Mr. Speaker, I thank the member for Montmagny—L'Islet—Kamouraska—Rivière-du-Loup for introducing this motion, since it gives me the opportunity to speak about this issue.
It has been interesting to listen to the speakers on this motion from the Conservative Party and the Liberal Party. The motion basically says that we have to do something to save this industry, that the government has to step in and make sure it survives. I have absolutely no hope that either the current government or the Liberal Party if it were ever to get back into government are going to do anything to save this industry.
This industry had in excess of 100,000 jobs a little over two years ago and now it has less than 50,000. There has been a full 50% drop in a year and a half since the new rules came into play.
The old Liberal government had the opportunity to do something. We heard the last speaker say that the Liberals did all these things. They did all those things and we got absolutely nothing for it. This sector lost 50,000 jobs. That is how beneficial those programs were. The Liberals had the opportunity to do something.
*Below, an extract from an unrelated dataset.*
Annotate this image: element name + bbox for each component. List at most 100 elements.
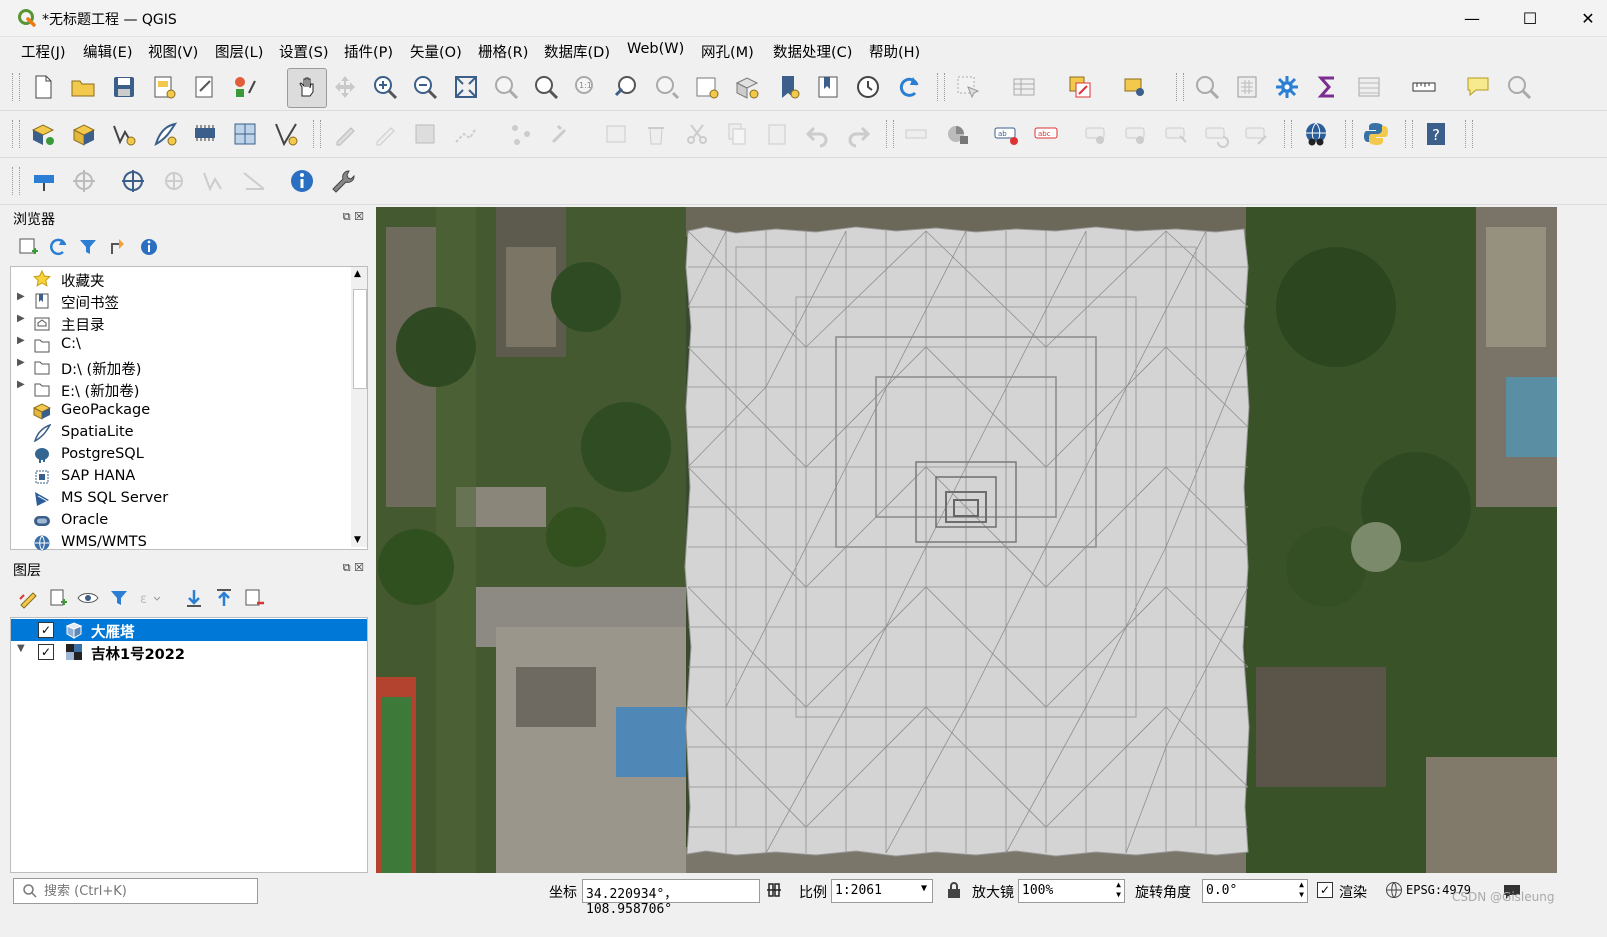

There was a plan under the WTO that would have allowed them to prohibit the massive incursion of product into this country over the first three years as the rules under the WTO changed. Did the Liberals invoke that? No. They could have restricted that input for a full three years. Did our allies, our competitors in the United States and in other countries, invoke it? Yes, they did. Did they save the jobs in those countries? Yes, they did.
The Conservative government is no different. The Conservatives have the opportunity still to invoke that. We still have 18 months in which this plan could be used. Are they going to do it? Absolutely not.
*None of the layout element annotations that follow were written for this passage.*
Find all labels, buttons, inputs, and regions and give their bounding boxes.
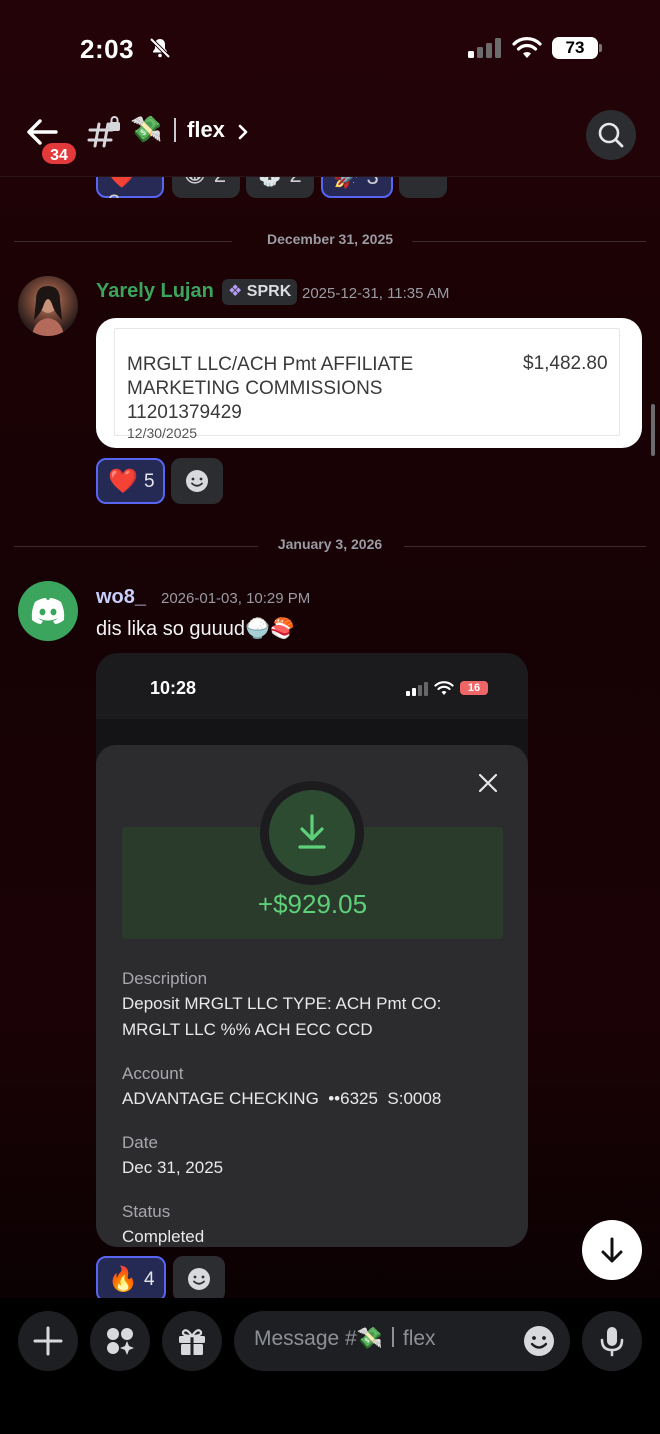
voice-message-button[interactable] bbox=[582, 1311, 642, 1371]
user-photo-icon bbox=[32, 286, 64, 336]
unread-badge: 34 bbox=[40, 141, 78, 166]
private-channel-icon bbox=[87, 116, 120, 148]
reaction-rocket[interactable]: 🚀 3 bbox=[321, 158, 393, 198]
arrow-down-icon bbox=[601, 1237, 623, 1263]
screenshot-status-time: 10:28 bbox=[150, 678, 197, 698]
microphone-icon bbox=[600, 1327, 624, 1357]
search-button[interactable] bbox=[586, 110, 636, 160]
description-label: Description bbox=[122, 969, 208, 988]
reaction-skull[interactable]: 💀 2 bbox=[246, 158, 314, 198]
server-tag-icon: ❖ bbox=[228, 283, 243, 300]
transaction-row: MRGLT LLC/ACH Pmt AFFILIATE MARKETING CO… bbox=[114, 328, 620, 441]
date-label: Date bbox=[122, 1133, 158, 1152]
avatar[interactable] bbox=[18, 276, 78, 336]
jump-to-bottom-button[interactable] bbox=[582, 1220, 642, 1280]
reaction-count: 2 bbox=[289, 162, 302, 187]
cellular-signal-icon bbox=[468, 38, 501, 58]
account-label: Account bbox=[122, 1064, 184, 1083]
header-divider bbox=[0, 176, 660, 177]
wifi-icon bbox=[512, 37, 542, 58]
reaction-laugh[interactable]: 😂 2 bbox=[172, 158, 240, 198]
reaction-emoji: 🔥 bbox=[108, 1266, 138, 1293]
screenshot-signal-icon bbox=[406, 682, 428, 696]
reaction-emoji: 💀 bbox=[256, 162, 284, 187]
header-background bbox=[0, 0, 660, 177]
date-divider-label: December 31, 2025 bbox=[266, 231, 394, 247]
message-input[interactable]: Message #💸 flex bbox=[234, 1311, 570, 1371]
plus-icon bbox=[33, 1326, 63, 1356]
deposit-amount: +$929.05 bbox=[257, 889, 368, 919]
add-reaction-button[interactable] bbox=[173, 1256, 225, 1302]
reaction-count: 4 bbox=[144, 1269, 155, 1290]
reaction-count: 5 bbox=[144, 471, 155, 492]
transaction-amount: $1,482.80 bbox=[523, 353, 608, 374]
reaction-fire[interactable]: 🔥 4 bbox=[96, 1256, 166, 1302]
reaction-emoji: 😂 bbox=[182, 162, 208, 187]
status-value: Completed bbox=[122, 1227, 205, 1246]
reaction-count: 3 bbox=[108, 190, 120, 198]
date-divider: January 3, 2026 bbox=[14, 536, 646, 556]
status-time: 2:03 bbox=[80, 34, 135, 64]
battery-tip bbox=[599, 44, 602, 52]
add-reaction-button[interactable] bbox=[399, 158, 447, 198]
reaction-count: 2 bbox=[213, 162, 227, 187]
date-divider: December 31, 2025 bbox=[14, 231, 646, 251]
smiley-icon bbox=[188, 1268, 210, 1290]
avatar[interactable] bbox=[18, 581, 78, 641]
transaction-description: MRGLT LLC/ACH Pmt AFFILIATE MARKETING CO… bbox=[127, 354, 414, 423]
discord-logo-icon bbox=[31, 598, 65, 624]
date-value: Dec 31, 2025 bbox=[122, 1158, 224, 1177]
attach-button[interactable] bbox=[18, 1311, 78, 1371]
add-reaction-button[interactable] bbox=[171, 458, 223, 504]
reaction-heart[interactable]: ❤️ 3 bbox=[96, 158, 164, 198]
apps-button[interactable] bbox=[90, 1311, 150, 1371]
channel-emoji: 💸 bbox=[130, 114, 163, 144]
gift-icon bbox=[179, 1329, 205, 1355]
date-divider-label: January 3, 2026 bbox=[277, 536, 383, 552]
download-badge bbox=[269, 790, 355, 876]
message-text: dis lika so guuud🍚🍣 bbox=[96, 618, 295, 640]
battery-indicator: 73 bbox=[552, 37, 598, 59]
username[interactable]: wo8_ bbox=[96, 586, 146, 609]
channel-name[interactable]: flex bbox=[187, 117, 225, 143]
image-attachment[interactable]: MRGLT LLC/ACH Pmt AFFILIATE MARKETING CO… bbox=[96, 318, 642, 448]
status-label: Status bbox=[122, 1202, 171, 1221]
scrollbar[interactable] bbox=[651, 404, 655, 456]
smiley-icon bbox=[186, 470, 208, 492]
bell-off-icon bbox=[149, 37, 171, 59]
username[interactable]: Yarely Lujan bbox=[96, 280, 214, 303]
server-tag[interactable]: ❖ SPRK bbox=[222, 279, 298, 305]
apps-icon bbox=[107, 1328, 134, 1355]
search-icon bbox=[598, 122, 624, 148]
screenshot-battery: 16 bbox=[460, 681, 488, 695]
reaction-heart[interactable]: ❤️ 5 bbox=[96, 458, 165, 504]
account-value: ADVANTAGE CHECKING ••6325 S:0008 bbox=[122, 1089, 442, 1108]
description-value: Deposit MRGLT LLC TYPE: ACH Pmt CO: MRGL… bbox=[122, 994, 442, 1039]
close-icon bbox=[478, 773, 498, 793]
server-tag-label: SPRK bbox=[246, 283, 292, 300]
screenshot-wifi-icon bbox=[434, 681, 454, 695]
message-timestamp: 2025-12-31, 11:35 AM bbox=[302, 285, 450, 302]
screenshot-attachment[interactable]: 10:28 16 +$929.05 Description Deposit MR… bbox=[96, 653, 528, 1247]
channel-separator bbox=[174, 118, 176, 142]
transaction-date: 12/30/2025 bbox=[127, 425, 198, 441]
message-timestamp: 2026-01-03, 10:29 PM bbox=[161, 590, 311, 607]
download-arrow-icon bbox=[298, 814, 326, 849]
reaction-emoji: ❤️ bbox=[108, 468, 138, 495]
message-input-placeholder: Message #💸 flex bbox=[254, 1327, 436, 1350]
previous-message-reactions: ❤️ 3 😂 2 💀 2 🚀 3 bbox=[96, 158, 496, 198]
emoji-picker-icon[interactable] bbox=[520, 1322, 558, 1360]
gift-button[interactable] bbox=[162, 1311, 222, 1371]
chevron-right-icon[interactable] bbox=[236, 123, 250, 141]
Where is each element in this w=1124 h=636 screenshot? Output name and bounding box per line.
They are so ideologically hooked into free trade, letting the market decide everything, globalization and all those terms that we hear. That of course ignores what happens when we go down that route, when the government does not play the role it should be playing to protect those jobs. Those jobs disappear.
I want to acknowledge the work of the member from the Bloc in bringing forward this motion. This is the second time he has brought it forward. He brought it forward in the last Parliament and he has brought it forward again this time and rightfully so. We should be doing something, because if we do not, the number of jobs will go from 50,000 to zero. The reason that will happen is the manufacturers themselves have seen the lay of the land. They are moving product in raw form offshore into third world countries primarily. They are exploiting the labour there under reprehensible work conditions. They are also exploiting the natural environment by not meeting any environmental standards whatsoever. Because of the way the trading rules work, that value added product can be brought back into Canada tariff free.
Those 50,000 jobs still exist but they are in China, India and other parts of the undeveloped third world. They are gone from Canada and the other 50,000 will disappear unless we take some positive action.
I find that particularly galling because what I see happening in the textile industry is being mimicked in the auto industry, the sector which is the backbone of the economy in my region. Exactly the same thing is going on. This obsessive adherence to ideological beliefs as opposed to what is practically happening in the marketplace both domestically and internationally is continuing. Again, it is with both political parties, the Liberal Party and the Conservative Party. It does not matter which party is sitting on the government side and which one is sitting on the opposition side, they would be following exactly the same policies and those policies would be leading to the devastation of industries. We are seeing it in the steel industry as well as in the auto industry. Pertinent to the debate today, we can see it in the textile industry and in a number of other ones.
Any industry where there is value added is not being protected. The end result in the manufacturing sector is that overall over the last four or five years we have seen the loss of 200,000 to 300,000 manufacturing jobs. These are well paying jobs. They are jobs and incomes that support the communities where those jobs lie, and those communities in addition to the individual workers are being devastated.
My area alone has lost almost 10,000 manufacturing jobs. Unless there is a quick turnaround in the attitude of government in terms of saying we are going to have an auto policy, we are going to have a policy that is going to protect the textile industry, those jobs are not coming back.
This is not just an economic downturn. This is the disappearance of whole sectors of our economy that we are sending offshore.
The NDP is very happy to support this motion 100%, but I have to say that there is no hope in my party that either the current government, or the Liberal Party, if it ever got back into government, would do anything to implement this motion.